たまに野菜が入ったスープや野菜のおかずも食べていたみたいだけど。
「果物だけを使ったサラダで、色とりどりの綺麗なサラダだったんだ」
「色が? それは気になるね」
荷物が無くなったので、お父さんと手を繋ぎ大通りを歩く。
やっぱり、手を繋いでいると人が多くても安心するな。
それにお父さんは、人にぶつからないように誘導するのがうまい。
「あっ、店が無くなっている」
お父さんを見ると、残念そうな表情をしていた。
視線の先には、「野菜の煮込み店 ガウ」という看板。
どうやら、探していた店では無いみたいだ。
「残念だね」
食べたかったな。
「そうだな。サラダは無かったけど、あの店は覗いてみるか?」
野菜の煮込みか。
肉は十分あるから、野菜が欲しいよね。
サラダもいいけど、煮込みも大好き。
「見に行こう」
ガウの屋台に近付くと、ふんわり優しい香りがした。
「いい香りだな。
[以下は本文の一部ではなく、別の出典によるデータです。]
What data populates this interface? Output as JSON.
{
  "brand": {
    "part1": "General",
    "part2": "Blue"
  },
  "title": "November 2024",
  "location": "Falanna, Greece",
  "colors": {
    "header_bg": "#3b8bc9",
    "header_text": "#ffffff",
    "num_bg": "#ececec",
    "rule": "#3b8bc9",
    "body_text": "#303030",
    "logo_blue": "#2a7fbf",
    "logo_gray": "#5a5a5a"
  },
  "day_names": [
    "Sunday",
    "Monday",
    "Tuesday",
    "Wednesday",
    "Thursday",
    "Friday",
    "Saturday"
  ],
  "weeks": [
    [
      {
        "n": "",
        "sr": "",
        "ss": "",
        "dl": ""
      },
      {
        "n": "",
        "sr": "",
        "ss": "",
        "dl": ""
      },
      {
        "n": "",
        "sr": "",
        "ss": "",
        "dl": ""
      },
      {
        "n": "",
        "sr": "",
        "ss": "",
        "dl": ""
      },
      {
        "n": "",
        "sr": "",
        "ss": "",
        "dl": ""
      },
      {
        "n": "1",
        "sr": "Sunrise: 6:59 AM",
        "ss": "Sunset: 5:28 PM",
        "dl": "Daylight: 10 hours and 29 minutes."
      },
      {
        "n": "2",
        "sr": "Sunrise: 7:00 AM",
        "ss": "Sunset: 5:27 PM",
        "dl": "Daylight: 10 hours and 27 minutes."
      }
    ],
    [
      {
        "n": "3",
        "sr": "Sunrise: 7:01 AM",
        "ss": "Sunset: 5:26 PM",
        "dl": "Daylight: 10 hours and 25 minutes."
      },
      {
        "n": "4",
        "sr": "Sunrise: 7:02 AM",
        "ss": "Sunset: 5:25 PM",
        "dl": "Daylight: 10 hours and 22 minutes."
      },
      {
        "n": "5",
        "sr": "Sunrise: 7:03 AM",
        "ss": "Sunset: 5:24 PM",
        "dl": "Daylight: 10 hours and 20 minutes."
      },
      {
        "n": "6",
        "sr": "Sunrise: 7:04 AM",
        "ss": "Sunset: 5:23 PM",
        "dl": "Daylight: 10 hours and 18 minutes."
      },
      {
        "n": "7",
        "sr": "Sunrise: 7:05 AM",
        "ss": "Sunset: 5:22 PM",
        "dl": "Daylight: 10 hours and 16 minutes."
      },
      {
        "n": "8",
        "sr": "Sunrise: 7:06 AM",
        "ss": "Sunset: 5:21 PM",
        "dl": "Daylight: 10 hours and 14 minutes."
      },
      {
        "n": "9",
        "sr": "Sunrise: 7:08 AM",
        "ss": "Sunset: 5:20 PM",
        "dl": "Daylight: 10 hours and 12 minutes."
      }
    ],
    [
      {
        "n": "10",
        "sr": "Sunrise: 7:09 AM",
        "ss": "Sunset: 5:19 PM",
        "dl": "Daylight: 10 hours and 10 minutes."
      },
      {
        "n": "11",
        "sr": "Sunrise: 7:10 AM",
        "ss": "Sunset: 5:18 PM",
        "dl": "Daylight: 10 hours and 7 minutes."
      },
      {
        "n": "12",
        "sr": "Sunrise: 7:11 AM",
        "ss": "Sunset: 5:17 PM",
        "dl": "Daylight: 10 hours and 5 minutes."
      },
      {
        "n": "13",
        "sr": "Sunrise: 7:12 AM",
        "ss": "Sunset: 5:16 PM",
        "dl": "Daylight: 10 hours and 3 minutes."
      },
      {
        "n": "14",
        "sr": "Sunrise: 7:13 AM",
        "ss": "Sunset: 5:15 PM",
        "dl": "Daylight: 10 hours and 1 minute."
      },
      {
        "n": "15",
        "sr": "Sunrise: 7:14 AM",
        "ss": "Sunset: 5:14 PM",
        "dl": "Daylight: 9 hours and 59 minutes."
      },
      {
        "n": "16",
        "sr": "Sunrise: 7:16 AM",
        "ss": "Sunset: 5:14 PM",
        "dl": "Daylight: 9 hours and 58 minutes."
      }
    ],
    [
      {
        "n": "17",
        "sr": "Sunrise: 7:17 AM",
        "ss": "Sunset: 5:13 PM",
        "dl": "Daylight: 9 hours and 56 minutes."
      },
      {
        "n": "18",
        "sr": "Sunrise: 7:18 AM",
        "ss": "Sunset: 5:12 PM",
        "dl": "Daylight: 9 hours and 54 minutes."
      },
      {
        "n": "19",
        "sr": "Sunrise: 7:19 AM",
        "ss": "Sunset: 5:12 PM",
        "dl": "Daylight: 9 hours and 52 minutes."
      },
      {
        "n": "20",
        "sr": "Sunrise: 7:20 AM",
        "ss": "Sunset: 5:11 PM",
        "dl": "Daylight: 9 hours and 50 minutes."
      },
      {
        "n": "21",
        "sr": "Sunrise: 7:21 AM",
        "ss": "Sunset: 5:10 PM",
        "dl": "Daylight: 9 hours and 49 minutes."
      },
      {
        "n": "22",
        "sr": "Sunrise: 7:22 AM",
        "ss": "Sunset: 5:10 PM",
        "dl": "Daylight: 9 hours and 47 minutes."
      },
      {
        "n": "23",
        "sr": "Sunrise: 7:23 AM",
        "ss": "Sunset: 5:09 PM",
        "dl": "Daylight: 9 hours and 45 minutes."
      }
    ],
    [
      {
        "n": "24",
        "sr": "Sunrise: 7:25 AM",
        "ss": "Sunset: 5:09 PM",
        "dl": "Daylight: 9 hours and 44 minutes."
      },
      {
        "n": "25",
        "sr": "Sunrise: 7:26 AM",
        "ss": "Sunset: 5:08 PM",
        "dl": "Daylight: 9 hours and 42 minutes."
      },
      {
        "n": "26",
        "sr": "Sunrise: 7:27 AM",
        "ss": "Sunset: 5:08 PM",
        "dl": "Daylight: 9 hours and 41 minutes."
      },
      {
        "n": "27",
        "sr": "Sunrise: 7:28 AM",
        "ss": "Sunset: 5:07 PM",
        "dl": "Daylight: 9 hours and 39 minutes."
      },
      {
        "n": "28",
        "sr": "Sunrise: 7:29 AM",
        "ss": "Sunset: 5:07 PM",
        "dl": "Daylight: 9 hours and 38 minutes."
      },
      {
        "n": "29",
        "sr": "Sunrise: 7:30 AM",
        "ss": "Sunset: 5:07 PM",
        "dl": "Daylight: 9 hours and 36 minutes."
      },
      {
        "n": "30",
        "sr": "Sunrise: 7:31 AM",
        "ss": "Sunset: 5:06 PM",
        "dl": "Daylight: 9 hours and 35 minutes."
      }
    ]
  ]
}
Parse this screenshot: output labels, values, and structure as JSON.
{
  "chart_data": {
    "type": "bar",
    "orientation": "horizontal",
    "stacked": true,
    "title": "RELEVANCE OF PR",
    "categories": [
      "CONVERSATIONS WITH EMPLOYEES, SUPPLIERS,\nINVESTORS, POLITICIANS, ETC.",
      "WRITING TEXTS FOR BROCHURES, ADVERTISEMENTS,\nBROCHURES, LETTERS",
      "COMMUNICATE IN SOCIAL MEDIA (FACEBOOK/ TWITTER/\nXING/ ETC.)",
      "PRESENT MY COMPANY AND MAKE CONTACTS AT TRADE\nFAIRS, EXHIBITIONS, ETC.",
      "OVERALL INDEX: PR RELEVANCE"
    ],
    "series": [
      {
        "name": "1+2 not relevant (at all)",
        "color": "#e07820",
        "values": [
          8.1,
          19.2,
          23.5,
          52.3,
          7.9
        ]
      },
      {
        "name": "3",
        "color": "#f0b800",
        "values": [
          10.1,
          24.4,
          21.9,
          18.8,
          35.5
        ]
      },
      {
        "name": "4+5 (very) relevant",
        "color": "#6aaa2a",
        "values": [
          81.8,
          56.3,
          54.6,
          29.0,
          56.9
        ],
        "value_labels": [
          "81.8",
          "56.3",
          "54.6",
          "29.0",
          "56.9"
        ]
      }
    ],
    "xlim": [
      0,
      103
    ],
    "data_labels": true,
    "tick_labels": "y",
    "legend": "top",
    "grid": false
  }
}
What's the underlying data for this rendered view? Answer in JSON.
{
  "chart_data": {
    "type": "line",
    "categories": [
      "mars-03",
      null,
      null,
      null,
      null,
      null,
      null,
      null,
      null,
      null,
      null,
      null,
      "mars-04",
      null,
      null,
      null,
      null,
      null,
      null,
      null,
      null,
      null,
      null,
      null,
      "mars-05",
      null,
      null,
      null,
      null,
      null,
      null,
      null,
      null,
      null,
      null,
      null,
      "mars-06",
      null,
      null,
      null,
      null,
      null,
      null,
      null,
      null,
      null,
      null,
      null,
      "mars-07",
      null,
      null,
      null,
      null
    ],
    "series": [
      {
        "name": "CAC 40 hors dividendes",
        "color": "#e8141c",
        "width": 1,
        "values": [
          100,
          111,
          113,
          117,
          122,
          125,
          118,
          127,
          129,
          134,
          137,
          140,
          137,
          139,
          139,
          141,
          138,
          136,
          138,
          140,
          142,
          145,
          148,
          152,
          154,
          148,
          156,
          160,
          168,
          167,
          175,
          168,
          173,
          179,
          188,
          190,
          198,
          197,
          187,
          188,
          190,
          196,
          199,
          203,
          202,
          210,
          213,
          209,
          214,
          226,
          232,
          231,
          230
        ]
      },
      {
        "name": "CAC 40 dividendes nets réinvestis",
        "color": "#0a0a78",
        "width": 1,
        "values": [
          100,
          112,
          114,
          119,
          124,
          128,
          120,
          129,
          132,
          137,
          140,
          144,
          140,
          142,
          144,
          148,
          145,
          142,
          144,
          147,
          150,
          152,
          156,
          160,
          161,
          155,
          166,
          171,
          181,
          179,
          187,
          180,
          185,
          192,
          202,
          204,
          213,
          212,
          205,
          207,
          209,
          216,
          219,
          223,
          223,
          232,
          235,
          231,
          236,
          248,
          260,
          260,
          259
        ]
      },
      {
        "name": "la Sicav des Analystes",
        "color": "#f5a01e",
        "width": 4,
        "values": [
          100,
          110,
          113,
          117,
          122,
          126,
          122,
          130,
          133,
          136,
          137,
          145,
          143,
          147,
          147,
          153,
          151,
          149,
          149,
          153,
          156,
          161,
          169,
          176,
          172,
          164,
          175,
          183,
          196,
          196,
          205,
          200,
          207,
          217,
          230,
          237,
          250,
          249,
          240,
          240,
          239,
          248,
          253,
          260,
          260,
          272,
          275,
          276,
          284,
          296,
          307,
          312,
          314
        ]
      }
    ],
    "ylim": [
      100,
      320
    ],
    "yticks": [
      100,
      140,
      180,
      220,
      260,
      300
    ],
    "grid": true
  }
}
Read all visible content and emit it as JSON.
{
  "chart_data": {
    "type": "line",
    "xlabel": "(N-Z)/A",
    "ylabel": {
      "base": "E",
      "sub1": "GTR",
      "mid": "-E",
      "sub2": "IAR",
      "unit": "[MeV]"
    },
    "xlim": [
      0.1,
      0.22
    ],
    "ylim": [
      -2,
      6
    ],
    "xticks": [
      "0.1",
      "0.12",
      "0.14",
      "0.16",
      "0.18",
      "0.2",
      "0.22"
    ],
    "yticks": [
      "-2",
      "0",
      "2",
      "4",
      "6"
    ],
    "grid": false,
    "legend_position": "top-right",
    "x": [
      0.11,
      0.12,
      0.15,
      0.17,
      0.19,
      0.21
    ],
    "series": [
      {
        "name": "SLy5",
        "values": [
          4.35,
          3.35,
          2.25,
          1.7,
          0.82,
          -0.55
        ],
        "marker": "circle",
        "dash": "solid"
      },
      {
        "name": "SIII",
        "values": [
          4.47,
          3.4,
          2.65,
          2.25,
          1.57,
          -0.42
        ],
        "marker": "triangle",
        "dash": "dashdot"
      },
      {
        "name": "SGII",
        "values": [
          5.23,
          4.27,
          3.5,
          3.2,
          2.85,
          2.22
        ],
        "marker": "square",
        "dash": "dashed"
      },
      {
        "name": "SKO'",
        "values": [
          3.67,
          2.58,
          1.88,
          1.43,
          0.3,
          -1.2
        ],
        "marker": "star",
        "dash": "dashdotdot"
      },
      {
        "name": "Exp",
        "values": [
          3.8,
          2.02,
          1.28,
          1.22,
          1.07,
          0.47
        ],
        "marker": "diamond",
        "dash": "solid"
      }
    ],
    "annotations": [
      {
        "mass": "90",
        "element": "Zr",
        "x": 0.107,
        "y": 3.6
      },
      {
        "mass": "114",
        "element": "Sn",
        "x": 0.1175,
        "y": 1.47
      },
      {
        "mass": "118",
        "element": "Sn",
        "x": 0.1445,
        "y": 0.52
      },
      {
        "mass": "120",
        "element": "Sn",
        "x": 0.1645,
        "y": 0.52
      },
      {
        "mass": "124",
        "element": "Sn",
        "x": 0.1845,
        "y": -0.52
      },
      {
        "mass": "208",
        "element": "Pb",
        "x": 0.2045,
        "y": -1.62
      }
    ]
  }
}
買っていこうか」
「うん。そうしよう」
お昼は過ぎているが、屋台には10人ほど並んでいる。
最後尾に並ぶと、他の屋台へと目を向ける。
「活気があるね」
どの店からも元気な声が聞こえてくる。
元気があり過ぎて、声だけ聞いていると喧嘩しているみたいだけど。
周りの様子を見る限り、いつもの事のようだ。
「いらっしゃい!」
順番が来たので、メニュー表を見る。
あれ?
果物サラダがある。
「お父さん、あれ」
メニュー表を指すと、お父さんも気付いたようで頷く。
「果物サラダがあるんですね。以前この店で売っていた物と同じですか?」
お父さんの言葉に、店主さんが困ったように笑う。
「それは、私の母が考えたメニューなんです。母が引退したあと、私が味を引き継ぎました。前の果物サラダと同じ味かと聞かれるとちょっと不安ですが、味付けは同じです」
同じ調味料で同じ作り方をしても、人によって味が違ったりするんだよね。
あれは、不思議。
「それなら、果物サラダと今日の野菜の煮込みを下さい。それぞれ4人前」
女性の店主が、すぐに4つのカゴを奥から持って来ると、カウンターに置く。
野菜の煮込みもすぐに準備してくれた。
お父さんが会計をしている隣で、サラダの入ったカゴを見る。
赤や橙、緑の果物が混ざっていて、綺麗なサラダだな。
「綺麗で美味そうだろ?」
「うん」
食べるのが楽しみだな。
店を出ると宿に向かって歩き出す。
「こっちから行こう」
大通りを左に曲がる道を指すお父さんに頷く。
まだ道が良く分からないので、任せる方が良いよね。
「この通りは、冒険者達の道具や服の店が多いみたいだね」
「あぁ、そうなんだよ。というか、前に来た時より冒険者の店が増えているみたいだな」
防具屋に冒険者の靴やバッグ。
武器屋もあった!
「あっ、マジックアイテム屋まであるね」
ゆっくり見られないのが、残念だな。
「疲れが取れたら、ゆっくり見て回るか」
それは嬉しい。
冒険者の道具って、見ているだけでワクワクするもんね。